Our IT department has us shutting down every night and booting up fresh each morning. Why then does Solidworks Rx diagnostic show last reboot was 15 days 7 hours ago, AND is says every time that a reboot is pending.
Our IT department has us shutting down every night and booting up fresh each morning. Why then does Solidworks Rx diagnostic show last reboot was 15 days 7 hours ago, AND is says every time that a reboot is pending.
I have gotten that message when trying to upgrade service packs. So far I've just ignored it. I'll be running SolidWorks later today, I'll run Rd and see what I get.
Last night I did a shutdown, then started back up. Same Rx message on diagnostic. I then did a restart. Rx message changed to last reboot "0" days. I just logged off when I bugged out and this morning Rx message is last reboot was 15 hours ago. Which is correct. It must be something with my workstation. Because on a shutdown start up everything loads slow (items in system tray).
But on a restart everything starts up in half the time. There must be some buffer or cache that isn't getting cleaned out properly on a shutdown-start up that is handled better/differently on a restart. So this looks like it most likely isn't a Solidworks issue but a Win10 issue.

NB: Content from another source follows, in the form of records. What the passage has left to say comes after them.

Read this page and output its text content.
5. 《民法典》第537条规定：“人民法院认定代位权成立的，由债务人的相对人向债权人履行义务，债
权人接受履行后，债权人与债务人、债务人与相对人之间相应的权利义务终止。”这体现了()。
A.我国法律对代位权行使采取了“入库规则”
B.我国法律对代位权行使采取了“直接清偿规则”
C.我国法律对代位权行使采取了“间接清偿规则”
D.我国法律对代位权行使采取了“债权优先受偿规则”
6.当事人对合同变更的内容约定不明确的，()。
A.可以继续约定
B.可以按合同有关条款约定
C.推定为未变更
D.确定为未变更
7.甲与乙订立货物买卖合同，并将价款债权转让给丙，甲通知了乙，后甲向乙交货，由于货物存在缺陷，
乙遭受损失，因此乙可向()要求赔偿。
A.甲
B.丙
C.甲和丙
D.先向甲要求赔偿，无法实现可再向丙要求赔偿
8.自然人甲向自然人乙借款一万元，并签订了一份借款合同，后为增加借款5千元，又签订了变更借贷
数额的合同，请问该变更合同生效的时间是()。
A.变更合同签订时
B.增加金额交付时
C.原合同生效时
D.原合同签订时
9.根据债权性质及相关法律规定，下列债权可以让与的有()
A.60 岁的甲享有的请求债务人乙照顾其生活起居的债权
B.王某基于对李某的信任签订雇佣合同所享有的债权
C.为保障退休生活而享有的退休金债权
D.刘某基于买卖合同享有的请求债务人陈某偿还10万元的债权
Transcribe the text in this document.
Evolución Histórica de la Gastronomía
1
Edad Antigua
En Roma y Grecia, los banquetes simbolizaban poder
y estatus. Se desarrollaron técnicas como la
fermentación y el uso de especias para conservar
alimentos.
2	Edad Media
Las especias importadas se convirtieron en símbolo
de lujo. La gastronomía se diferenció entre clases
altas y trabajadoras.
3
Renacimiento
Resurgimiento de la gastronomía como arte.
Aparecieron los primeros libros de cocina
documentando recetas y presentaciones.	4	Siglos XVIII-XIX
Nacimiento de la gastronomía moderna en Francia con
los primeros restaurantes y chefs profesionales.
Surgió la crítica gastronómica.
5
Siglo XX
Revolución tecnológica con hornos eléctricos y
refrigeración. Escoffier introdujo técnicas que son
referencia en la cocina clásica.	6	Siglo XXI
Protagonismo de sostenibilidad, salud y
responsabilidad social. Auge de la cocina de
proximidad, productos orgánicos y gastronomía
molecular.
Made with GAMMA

You're not alone. My reboot is 13 days ago which I shutdown on last Friday.
Technically Rx is correct, its a shutdown and boot, not a reboot
I think Windows 10 has a fast startup option.
https://www.windowscentral.com/how-disable-windows-10-fast-startup
Frederick is correct! This is due to the fast startup option. In other words, a shutdown does not fully shutdown so it can improve start times. Go under your Task Manager, and then the performance tab. The "Up Time" is what the application is talking about. This will get reset only when you do a RESTART if you don't have the fast startup option disabled. Or, just do a restart more often.
Fast startup option (may be disabled by your company policy)
It's nice how windows sneaks these subtle differences in. I'm not what the overall affect on SOLIDWORKS might be as the ram is still purged, but I'll find out.
JM
I discovered this recently with Windows 10. I had a habit of using task manager to tell me how long I'd worked that day, but I'd always been on windows 7. When I got a new W10 PC I tried to do this and it said my uptime was 30 hours, even though I'd shut down the previous evening and turned it on again that morning. This lead me to "fast startup". Disabled it and all is peachy now.
Every time I run Rx it tells me my last reboot was 0 days ago. I shutdown my computer every night and start it up every morning as soon as I get here and no matter when I run Rx it gives me the same time frame. I don't even pay attention to it anymore.
I didn't either until I noticed that shutdown did not register as a "reboot". I believe this is a Win10 only occurrence to increase startup. If you are on another OS and shutdown and start, it would show as 0 days. Our VAR was aware of the setting, but it does not seem to present an issue to SOLIDWORKS, but could affect some other applications.
JM
Frederick is correct! This is due to the fast startup option. In other words, a shutdown does not fully shutdown so it can improve start times. Go under your Task Manager, and then the performance tab. The "Up Time" is what the application is talking about. This will get reset only when you do a RESTART if you don't have the fast startup option disabled. Or, just do a restart more often.
Fast startup option (may be disabled by your company policy)
It's nice how windows sneaks these subtle differences in. I'm not what the overall affect on SOLIDWORKS might be as the ram is still purged, but I'll find out.